Considérant ce qui suit :
1. Aux termes du dernier alinéa de l’article R. 222-1 du code de justice administrative : « Les présidents des cours administratives d’appel (…) peuvent (…) par ordonnance, rejeter (…) après l’expiration du délai de recours ou, lorsqu’un mémoire complémentaire a été annoncé, après la production de ce mémoire les requêtes d’appel manifestement dépourvues de fondement. (…) ».
2. Mme B…, ressortissante algérienne, relève appel du jugement du 3 novembre 2025 par lequel le tribunal administratif de Rennes a rejeté sa demande tendant à l’annulation de l’arrêté du 16 juillet 2025 du préfet d’Ille-et-Vilaine portant refus de titre de séjour, obligation de quitter le territoire français dans un délai de trente jours, fixation du pays de destination et interdiction de retour sur le territoire français pour une durée d’un an.
3. En premier lieu, par un avis du 18 juin 2025, le collège des médecins de l’Office français de l’immigration et de l’intégration (OFII) a estimé que si l’état de santé de Mme B… nécessite une prise en charge médicale dont le défaut pourrait entraîner des conséquences d’une exceptionnelle gravité, elle peut bénéficier effectivement d’un traitement approprié dans son pays d’origine et elle peut voyager sans risque vers ce pays.
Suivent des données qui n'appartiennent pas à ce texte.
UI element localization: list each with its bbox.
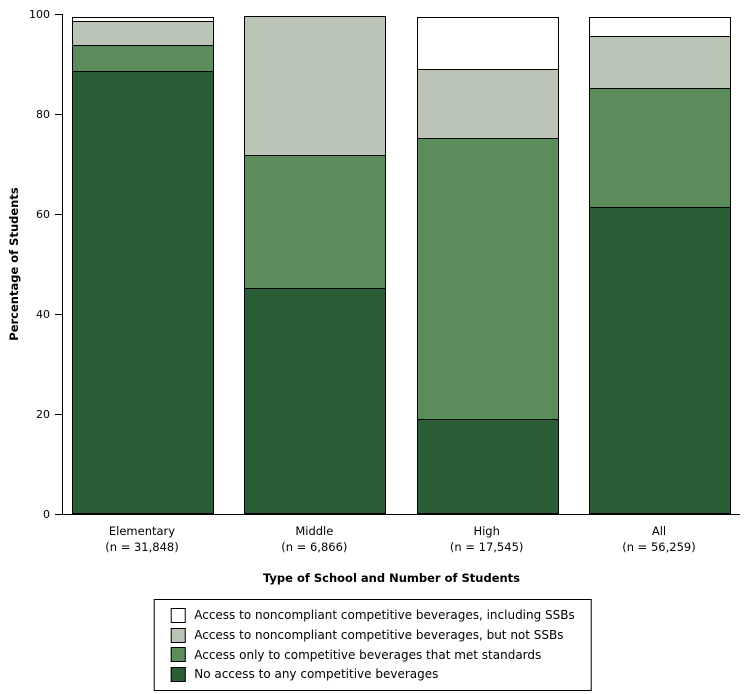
y-axis-tick bbox=[55, 413, 62, 415]
category-name: Middle bbox=[295, 524, 334, 538]
x-axis-title: Type of School and Number of Students bbox=[262, 571, 521, 585]
bar-segment bbox=[588, 17, 731, 37]
category-label-all: All (n = 56,259) bbox=[588, 523, 730, 555]
y-axis-tick-label: 0 bbox=[43, 507, 50, 521]
y-axis-tick-label: 40 bbox=[36, 307, 50, 321]
bar-segment bbox=[244, 16, 387, 156]
y-axis-tick-label: 60 bbox=[36, 207, 50, 221]
category-n-count: (n = 17,545) bbox=[449, 540, 524, 555]
y-axis-tick-label: 100 bbox=[29, 7, 50, 21]
bar-segment bbox=[588, 206, 731, 514]
bar-segment bbox=[416, 17, 559, 70]
y-axis-tick bbox=[55, 113, 62, 115]
category-label-middle: Middle (n = 6,866) bbox=[243, 523, 385, 555]
legend-label: No access to any competitive beverages bbox=[194, 667, 439, 682]
bar-segment bbox=[244, 287, 387, 514]
legend-item: Access to noncompliant competitive bever… bbox=[170, 627, 575, 644]
legend-swatch bbox=[170, 607, 186, 623]
legend: Access to noncompliant competitive bever… bbox=[153, 599, 592, 692]
legend-label: Access to noncompliant competitive bever… bbox=[194, 608, 575, 622]
y-axis-tick bbox=[55, 313, 62, 315]
category-label-elementary: Elementary (n = 31,848) bbox=[71, 523, 213, 555]
bar-segment bbox=[72, 71, 214, 514]
bar-segment bbox=[416, 419, 559, 514]
category-n-count: (n = 31,848) bbox=[105, 540, 179, 555]
legend-label: Access only to competitive beverages tha… bbox=[194, 647, 542, 662]
bar-segment bbox=[416, 68, 559, 139]
category-name: Elementary bbox=[108, 524, 176, 538]
bar-segment bbox=[72, 21, 214, 46]
bar-segment bbox=[588, 87, 731, 208]
category-label-high: High (n = 17,545) bbox=[416, 523, 558, 555]
bar-all bbox=[588, 14, 731, 514]
bar-segment bbox=[244, 155, 387, 289]
bar-segment bbox=[588, 36, 731, 89]
legend-item: Access only to competitive beverages tha… bbox=[170, 647, 575, 664]
bar-elementary bbox=[72, 14, 214, 514]
x-axis-category-labels: Elementary (n = 31,848) Middle (n = 6,866) H… bbox=[62, 523, 739, 555]
bar-segment bbox=[72, 45, 214, 72]
y-axis-tick bbox=[55, 513, 62, 515]
legend-label: Access to noncompliant competitive bever… bbox=[194, 627, 564, 642]
legend-swatch bbox=[170, 647, 186, 663]
y-axis-tick bbox=[55, 213, 62, 215]
y-axis-tick-label: 20 bbox=[36, 407, 50, 421]
category-n-count: (n = 56,259) bbox=[622, 540, 696, 555]
category-name: High bbox=[473, 524, 500, 538]
category-n-count: (n = 6,866) bbox=[281, 540, 348, 555]
y-axis-tick-label: 80 bbox=[36, 107, 50, 121]
bar-segment bbox=[416, 137, 559, 420]
category-name: All bbox=[651, 524, 667, 538]
bar-high bbox=[416, 14, 559, 514]
plot-area bbox=[62, 14, 740, 515]
bar-middle bbox=[244, 14, 387, 514]
legend-swatch bbox=[170, 627, 186, 643]
y-axis-tick bbox=[55, 13, 62, 15]
legend-item: Access to noncompliant competitive bever… bbox=[170, 607, 575, 624]
legend-item: No access to any competitive beverages bbox=[170, 666, 575, 683]
legend-swatch bbox=[170, 667, 186, 683]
Les documents médicaux figurant au dossier, insuffisamment circonstanciés, ne permettent pas de remettre en cause cet avis médical sur lequel s’est fondé le préfet d’Ille-et-Vilaine pour refuser la délivrance du titre de séjour à Mme B…. Dès lors, le préfet n’a pas méconnu les stipulations du 7°) de l’article 6 de l’accord franco-algérien du 27 décembre 1968.
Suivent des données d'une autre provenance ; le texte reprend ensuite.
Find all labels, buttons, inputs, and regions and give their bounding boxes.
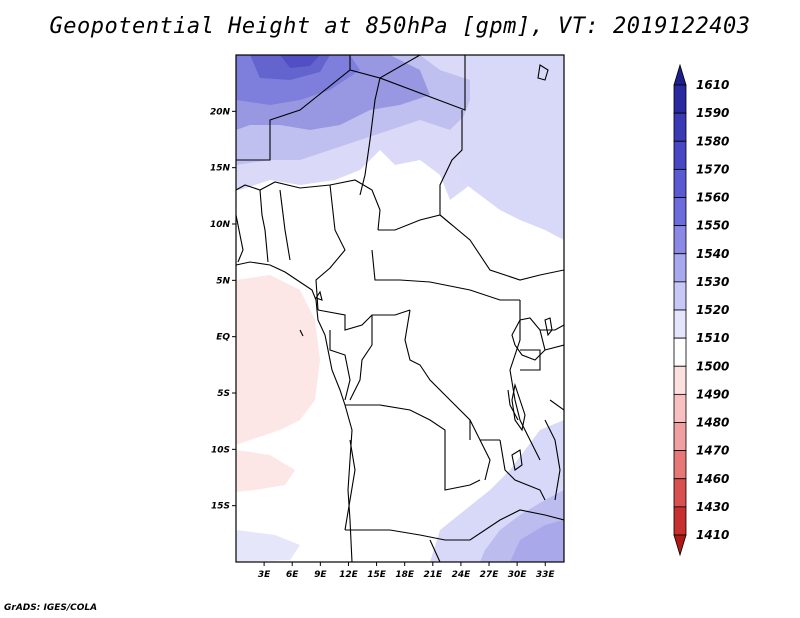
colorbar-label: 1610 — [696, 78, 729, 92]
colorbar-label: 1590 — [696, 106, 729, 120]
colorbar-swatch — [673, 225, 687, 255]
colorbar-label: 1460 — [696, 472, 729, 486]
lon-tick-label: 21E — [423, 570, 443, 580]
colorbar-label: 1520 — [696, 303, 729, 317]
lon-tick-label: 30E — [508, 570, 528, 580]
lon-tick-label: 27E — [480, 570, 500, 580]
lat-tick-label: 5S — [217, 389, 230, 399]
colorbar-label: 1510 — [696, 331, 729, 345]
lat-tick-label: 15S — [211, 502, 230, 512]
colorbar-label: 1470 — [696, 444, 729, 458]
lon-tick-label: 15E — [367, 570, 387, 580]
colorbar-swatch — [673, 534, 687, 557]
lon-tick-label: 9E — [314, 570, 327, 580]
lat-tick-label: 10N — [210, 220, 231, 230]
colorbar-swatch — [673, 253, 687, 283]
colorbar-label: 1570 — [696, 162, 729, 176]
lat-tick-label: 10S — [211, 445, 230, 455]
colorbar-label: 1410 — [696, 528, 729, 542]
colorbar-swatch — [673, 84, 687, 114]
colorbar-swatch — [673, 197, 687, 227]
colorbar-swatch — [673, 393, 687, 423]
colorbar-swatch — [673, 309, 687, 339]
colorbar-label: 1550 — [696, 219, 729, 233]
colorbar-swatch — [673, 506, 687, 536]
map-frame — [235, 54, 565, 563]
colorbar-label: 1580 — [696, 134, 729, 148]
height-field — [236, 55, 564, 562]
page-title: Geopotential Height at 850hPa [gpm], VT:… — [49, 14, 751, 39]
lon-tick-label: 3E — [258, 570, 271, 580]
colorbar-label: 1540 — [696, 247, 729, 261]
colorbar-swatch — [673, 281, 687, 311]
lat-axis: 20N 15N 10N 5N EQ 5S 10S 15S — [210, 107, 236, 512]
colorbar: 1610 1590 1580 1570 1560 1550 1540 1530 1520 1510… — [673, 63, 729, 557]
colorbar-label: 1500 — [696, 359, 729, 373]
lon-tick-label: 33E — [536, 570, 556, 580]
lon-tick-label: 6E — [286, 570, 299, 580]
lon-axis: 3E 6E 9E 12E 15E 18E 21E 24E 27E 30E 33E — [258, 562, 556, 580]
lat-tick-label: EQ — [216, 333, 230, 343]
colorbar-label: 1560 — [696, 191, 729, 205]
colorbar-swatch — [673, 422, 687, 452]
lat-tick-label: 5N — [216, 276, 230, 286]
colorbar-label: 1480 — [696, 416, 729, 430]
lon-tick-label: 12E — [339, 570, 359, 580]
coastlines — [236, 64, 553, 562]
lat-tick-label: 15N — [210, 164, 231, 174]
colorbar-swatch — [673, 337, 687, 367]
footer-credit: GrADS: IGES/COLA — [4, 603, 98, 613]
colorbar-swatch — [673, 140, 687, 170]
lon-tick-label: 24E — [452, 570, 472, 580]
colorbar-swatch — [673, 478, 687, 508]
colorbar-swatch — [673, 365, 687, 395]
colorbar-label: 1530 — [696, 275, 729, 289]
lat-tick-label: 20N — [210, 107, 231, 117]
colorbar-swatch — [673, 112, 687, 142]
colorbar-label: 1490 — [696, 387, 729, 401]
colorbar-swatch — [673, 450, 687, 480]
colorbar-swatch — [673, 63, 687, 86]
country-borders — [236, 55, 564, 562]
colorbar-label: 1430 — [696, 500, 729, 514]
lon-tick-label: 18E — [395, 570, 415, 580]
colorbar-swatch — [673, 168, 687, 198]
4. En deuxième lieu, il ressort des pièces du dossier qu’à la date du 16 juillet 2025 à laquelle a été pris l’arrêté contesté, Mme B…, qui est entrée en France le 1er février 2024, n’y était entrée que très récemment. L’intéressée n’établit pas être dépourvue d’attaches familiales dans son pays d’origine où elle a vécu jusqu’à l’âge de cinquante-deux ans. Elle ne justifie pas d’une intégration particulière sur le territoire français. Dans ces conditions, en refusant d’accorder un titre de séjour à Mme B… et en l’obligeant à quitter le territoire français, le préfet d’Ille-et-Vilaine n’a pas porté une atteinte disproportionnée à son droit au respect de sa vie privée et familiale n’a, par suite, pas méconnu les stipulations de l’article 8 de la convention européenne de sauvegarde des droits de l’homme et des libertés fondamentales, moyen inopérant à l’encontre de la décision fixant le pays de destination. Pour les mêmes motifs, le préfet n’a pas commis d’erreur manifeste dans l’appréciation des conséquences de ses décisions sur la situation personnelle de l’intéressée.
5. En troisième lieu, il convient d’écarter par adoption des motifs retenus par les premiers juges le moyen tiré de ce que la décision portant interdiction de retour sur le territoire français est entachée d’une erreur manifeste d’appréciation, moyen que Mme B… réitère en appel sans apporter d’élément nouveau.
6. Il résulte de tout ce qui précède que la requête de Mme B… est manifestement dépourvue de fondement et doit être rejetée sur le fondement des dispositions précitées du dernier alinéa de l’article R. 222-1 du code de justice administrative. Par voie de conséquence, les conclusions présentées dans cette requête aux fins d’injonction, d’astreinte et de mise à la charge de l’Etat des frais liés au litige doivent également être rejetées.
ORDONNE :
Article 1er :
La requête de Mme B… est rejetée.
Article 2 :
La présente ordonnance sera notifiée à Mme A… B… et au ministre de l’intérieur.
Copie en sera adressée, pour information, au préfet d’Ille-et-Vilaine.
Fait à Nantes, le 24 mars 2026.
Le président de la cour
J-P. Dussuet
La République mande et ordonne au ministre de l’intérieur, en ce qui le concerne, et à tous commissaires de justice à ce requis en ce qui concerne les voies de droit commun contre les parties privées, de pourvoir à l’exécution de la présente décision.